In urging otherwise, Bussey maintains that his parole violation adjudication did not result in imprisonment “in connection with” a conviction for a state crime. Id. In support, he cites Morrissey v. Brewer, 408 U.S. 471, 480, 92 S.Ct. 2593, 33 L.Ed.2d 484 (1972) (stating that “revocation of parole is not part of a criminal prosecution”). The argument is unconvincing.

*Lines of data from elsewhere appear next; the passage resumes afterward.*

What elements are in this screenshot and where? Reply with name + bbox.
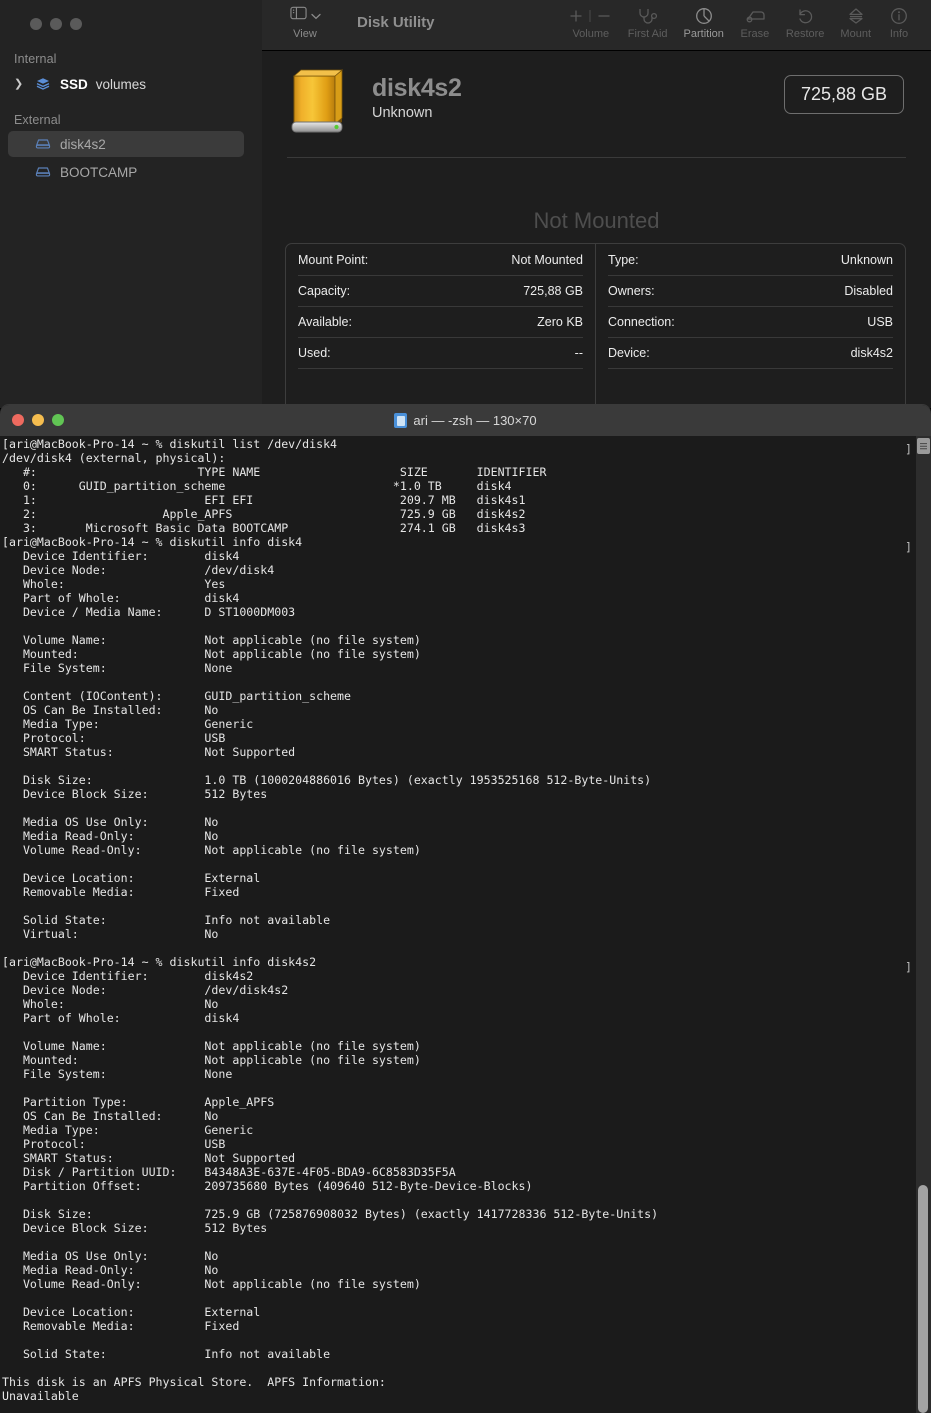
toolbar-erase-button[interactable]: Erase: [732, 5, 778, 40]
toolbar-volume-button[interactable]: Volume: [562, 5, 620, 40]
screen: Internal ❯ SSD volumes External disk4s2 …: [0, 0, 931, 1413]
info-row-connection: Connection: USB: [608, 307, 893, 338]
info-row-type: Type: Unknown: [608, 244, 893, 276]
chevron-right-icon[interactable]: ❯: [14, 78, 26, 90]
toolbar-volume-label: Volume: [572, 28, 610, 40]
toolbar-erase-label: Erase: [740, 28, 770, 40]
prompt-marker: ]: [905, 442, 912, 456]
info-value: disk4s2: [850, 346, 893, 360]
plus-minus-icon: [570, 5, 612, 27]
undo-arrow-icon: [786, 5, 825, 27]
external-hard-drive-icon: [287, 66, 349, 136]
sidebar-group-internal-title: Internal: [14, 52, 57, 66]
sidebar-item-disk4s2[interactable]: disk4s2: [8, 131, 244, 157]
info-key: Type:: [608, 252, 639, 267]
disk-utility-window: Internal ❯ SSD volumes External disk4s2 …: [0, 0, 931, 408]
info-panel: Mount Point: Not Mounted Capacity: 725,8…: [285, 243, 906, 408]
info-row-device: Device: disk4s2: [608, 338, 893, 369]
minimize-button[interactable]: [50, 18, 62, 30]
toolbar-mount-label: Mount: [840, 28, 871, 40]
info-row-available: Available: Zero KB: [298, 307, 583, 338]
info-column-left: Mount Point: Not Mounted Capacity: 725,8…: [286, 244, 595, 408]
sidebar-item-bootcamp-label: BOOTCAMP: [60, 164, 138, 180]
disk-hero: disk4s2 Unknown 725,88 GB: [262, 51, 931, 156]
terminal-folder-icon: [394, 413, 408, 428]
info-value: Unknown: [840, 252, 893, 267]
info-row-owners: Owners: Disabled: [608, 276, 893, 307]
toolbar-actions: Volume First Aid Partition Erase Restore…: [562, 5, 925, 40]
toolbar-partition-label: Partition: [683, 28, 724, 40]
stethoscope-icon: [628, 5, 668, 27]
disk-utility-traffic-lights[interactable]: [30, 18, 82, 30]
terminal-titlebar[interactable]: ari — -zsh — 130×70: [0, 405, 931, 436]
layers-icon: [34, 75, 52, 93]
disk-subtitle: Unknown: [372, 105, 433, 121]
zoom-button[interactable]: [70, 18, 82, 30]
sidebar-item-bootcamp[interactable]: BOOTCAMP: [8, 159, 244, 185]
terminal-title-text: ari — -zsh — 130×70: [413, 413, 537, 428]
disk-name: disk4s2: [372, 74, 462, 102]
info-value: USB: [867, 315, 893, 329]
toolbar-partition-button[interactable]: Partition: [676, 5, 732, 40]
sidebar-item-ssd-label: SSD: [60, 76, 88, 92]
capacity-badge: 725,88 GB: [783, 75, 904, 114]
info-row-mount-point: Mount Point: Not Mounted: [298, 244, 583, 276]
info-key: Device:: [608, 346, 650, 360]
sidebar-icon[interactable]: [289, 6, 307, 25]
prompt-marker: ]: [905, 540, 912, 554]
toolbar-info-label: Info: [889, 28, 909, 40]
info-column-right: Type: Unknown Owners: Disabled Connectio…: [595, 244, 905, 408]
info-key: Capacity:: [298, 284, 351, 298]
info-value: Disabled: [844, 284, 893, 298]
info-row-capacity: Capacity: 725,88 GB: [298, 276, 583, 307]
info-row-used: Used: --: [298, 338, 583, 369]
terminal-window: ari — -zsh — 130×70 [ari@MacBook-Pro-14 …: [0, 405, 931, 1413]
prompt-marker: ]: [905, 960, 912, 974]
terminal-prompt-gutter: ] ] ]: [900, 436, 916, 1413]
eraser-icon: [740, 5, 770, 27]
chevron-down-icon[interactable]: [310, 7, 321, 25]
drive-icon: [34, 135, 52, 153]
info-value: --: [574, 346, 583, 360]
toolbar-first-aid-label: First Aid: [627, 28, 668, 40]
terminal-output: [ari@MacBook-Pro-14 ~ % diskutil list /d…: [2, 437, 659, 1403]
view-label: View: [293, 28, 317, 40]
toolbar-mount-button[interactable]: Mount: [832, 5, 879, 40]
info-key: Mount Point:: [298, 252, 369, 267]
hero-divider: [287, 157, 906, 158]
info-key: Owners:: [608, 284, 655, 298]
terminal-scrollbar-thumb[interactable]: [918, 1185, 928, 1413]
toolbar-restore-button[interactable]: Restore: [778, 5, 833, 40]
info-key: Available:: [298, 315, 352, 329]
window-title: Disk Utility: [357, 14, 435, 31]
terminal-body[interactable]: [ari@MacBook-Pro-14 ~ % diskutil list /d…: [0, 436, 900, 1413]
pie-chart-icon: [684, 5, 724, 27]
info-key: Used:: [298, 346, 331, 360]
terminal-scrollbar-button[interactable]: [917, 438, 930, 454]
toolbar: View Disk Utility Volume First Aid Parti…: [262, 0, 931, 50]
toolbar-info-button[interactable]: Info: [879, 5, 925, 40]
mount-status-text: Not Mounted: [533, 208, 660, 233]
sidebar-group-external-title: External: [14, 113, 61, 127]
close-button[interactable]: [30, 18, 42, 30]
main-pane: View Disk Utility Volume First Aid Parti…: [262, 0, 931, 408]
sidebar-item-ssd-suffix: volumes: [95, 76, 147, 92]
info-circle-icon: [887, 5, 911, 27]
toolbar-restore-label: Restore: [785, 28, 825, 40]
sidebar: Internal ❯ SSD volumes External disk4s2 …: [0, 0, 262, 408]
sidebar-item-disk4s2-label: disk4s2: [60, 136, 106, 152]
drive-icon: [34, 163, 52, 181]
info-key: Connection:: [608, 315, 675, 329]
info-value: Zero KB: [537, 315, 583, 329]
info-value: 725,88 GB: [523, 284, 583, 298]
info-value: Not Mounted: [511, 252, 583, 267]
eject-icon: [840, 5, 871, 27]
sidebar-item-ssd[interactable]: ❯ SSD volumes: [8, 71, 244, 97]
terminal-title-group: ari — -zsh — 130×70: [0, 405, 931, 436]
view-button[interactable]: View: [275, 6, 335, 40]
toolbar-first-aid-button[interactable]: First Aid: [620, 5, 676, 40]
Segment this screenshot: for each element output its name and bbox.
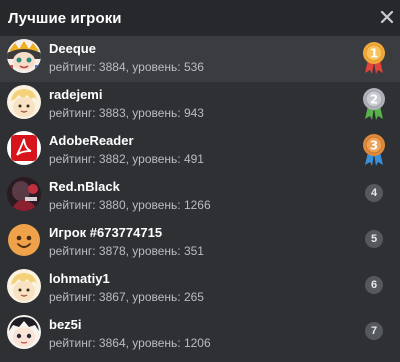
gold-medal-icon: 1 (362, 40, 386, 76)
player-row[interactable]: Deeque рейтинг: 3884, уровень: 536 1 (0, 36, 400, 82)
close-icon[interactable] (380, 10, 394, 24)
anime-avatar (7, 39, 41, 73)
panel-header: Лучшие игроки (0, 0, 400, 36)
medal-rank: 3 (370, 139, 378, 153)
player-stats: рейтинг: 3880, уровень: 1266 (49, 198, 211, 212)
bronze-medal-icon: 3 (362, 132, 386, 168)
medal-rank: 2 (370, 93, 378, 107)
adobe-reader-logo-avatar (7, 131, 41, 165)
player-row[interactable]: radejemi рейтинг: 3883, уровень: 943 2 (0, 82, 400, 128)
player-name[interactable]: radejemi (49, 87, 102, 102)
player-name[interactable]: bez5i (49, 317, 82, 332)
leaderboard-panel: Лучшие игроки Deeque рейтинг: 3884, уров… (0, 0, 400, 362)
player-name[interactable]: lohmatiy1 (49, 271, 110, 286)
player-name[interactable]: AdobeReader (49, 133, 134, 148)
player-stats: рейтинг: 3864, уровень: 1206 (49, 336, 211, 350)
rank-badge: 6 (365, 276, 383, 294)
player-name[interactable]: Deeque (49, 41, 96, 56)
player-name[interactable]: Игрок #673774715 (49, 225, 162, 240)
cartoon-blond-avatar (7, 269, 41, 303)
player-row[interactable]: AdobeReader рейтинг: 3882, уровень: 491 … (0, 128, 400, 174)
cartoon-blond-avatar (7, 85, 41, 119)
player-name[interactable]: Red.nBlack (49, 179, 120, 194)
rank-badge: 7 (365, 322, 383, 340)
rank-badge: 4 (365, 184, 383, 202)
medal-rank: 1 (370, 47, 378, 61)
player-stats: рейтинг: 3878, уровень: 351 (49, 244, 204, 258)
player-stats: рейтинг: 3884, уровень: 536 (49, 60, 204, 74)
anime-avatar (7, 315, 41, 349)
player-row[interactable]: lohmatiy1 рейтинг: 3867, уровень: 265 6 (0, 266, 400, 312)
player-stats: рейтинг: 3882, уровень: 491 (49, 152, 204, 166)
silver-medal-icon: 2 (362, 86, 386, 122)
player-stats: рейтинг: 3883, уровень: 943 (49, 106, 204, 120)
default-smiley-avatar (7, 223, 41, 257)
player-row[interactable]: bez5i рейтинг: 3864, уровень: 1206 7 (0, 312, 400, 358)
player-row[interactable]: Игрок #673774715 рейтинг: 3878, уровень:… (0, 220, 400, 266)
player-row[interactable]: Red.nBlack рейтинг: 3880, уровень: 1266 … (0, 174, 400, 220)
player-stats: рейтинг: 3867, уровень: 265 (49, 290, 204, 304)
dark-photo-avatar (7, 177, 41, 211)
panel-title: Лучшие игроки (8, 10, 122, 27)
rank-badge: 5 (365, 230, 383, 248)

Parole is a form by which New York prisoners may serve out their sentences for criminal convictions. See N.Y. Penal Law § 70.40(1)(a) (stating that parolee “shall continue service of his or her sentence or sentences while on parole”). Thus, while revocation of parole is not itself a criminal proceeding, the incarceration that results from revocation is a consequence of the underlying crime of conviction. Indeed, New York law provides that time served as a result of revocation must be credited against the original sentence. See id. § 70.40(3) (providing that original sentence must run while defendant is incarcerated for parole violation); cf. N.Y. Exec. Law § 259–i(3)(x)(D) (stating that harshest penalty for violating post-release supervision served after determinate prison sentence is “reincarceration up to the balance of the remaining period of post-release supervision, not to exceed five years”). In these circumstances, there is no denying that Bussey's 22–month term of incarceration was served “in connection with” his conviction for a state crime. See Makagate v. Ashcroft, 385 F.3d 144, 154 (2d Cir.2004) (stating that “in connection with” is expansive term synonymous with “relating to,” “associated with,” “with respect to,” and “with reference to” (internal quotation marks omitted)); see also United States v. Jackson, 426 F.3d 301, 304–05 (5th Cir.2005) (holding federal supervision tolled under § 3624(e) during state incarceration for parole violation).

United States v. Garcia–Rodriguez, 640 F.3d 129 (5th Cir.2011), and United States v. Morales–Alejo, 193 F.3d 1102 (9th Cir.1999), relied on by Bussey, warrant no different conclusion. In Garcia–Rodriguez, the Fifth Circuit ruled that supervision was not tolled during administrative detention pending deportation, see 640 F.3d at 133–34; in Morales–Alejo, the Ninth Circuit reached the same conclusion with respect to pre-trial detention where the defendant later pleaded guilty, see 193 F.3d at 1105; but see United States v. Goins, 516 F.3d 416, 423 (6th Cir.2006) (holding that pre-trial detention credited against ultimate sentence triggers tolling). The reason for these conclusions is that such detentions could be imposed even absent conviction. Here, Bussey's parole obligation derived directly from his state criminal conviction, and his violation required him to continue serving the sentence imposed for that conviction from which he had earlier been released. Thus, we hold that Bussey's New York reincarceration was “in connection with” his underlying state conviction for unlawful weapon possession, and that, as such, the district court still had jurisdiction in March 2013 to revoke his federal supervision.

Accordingly, the judgment of the district court is AFFIRMED.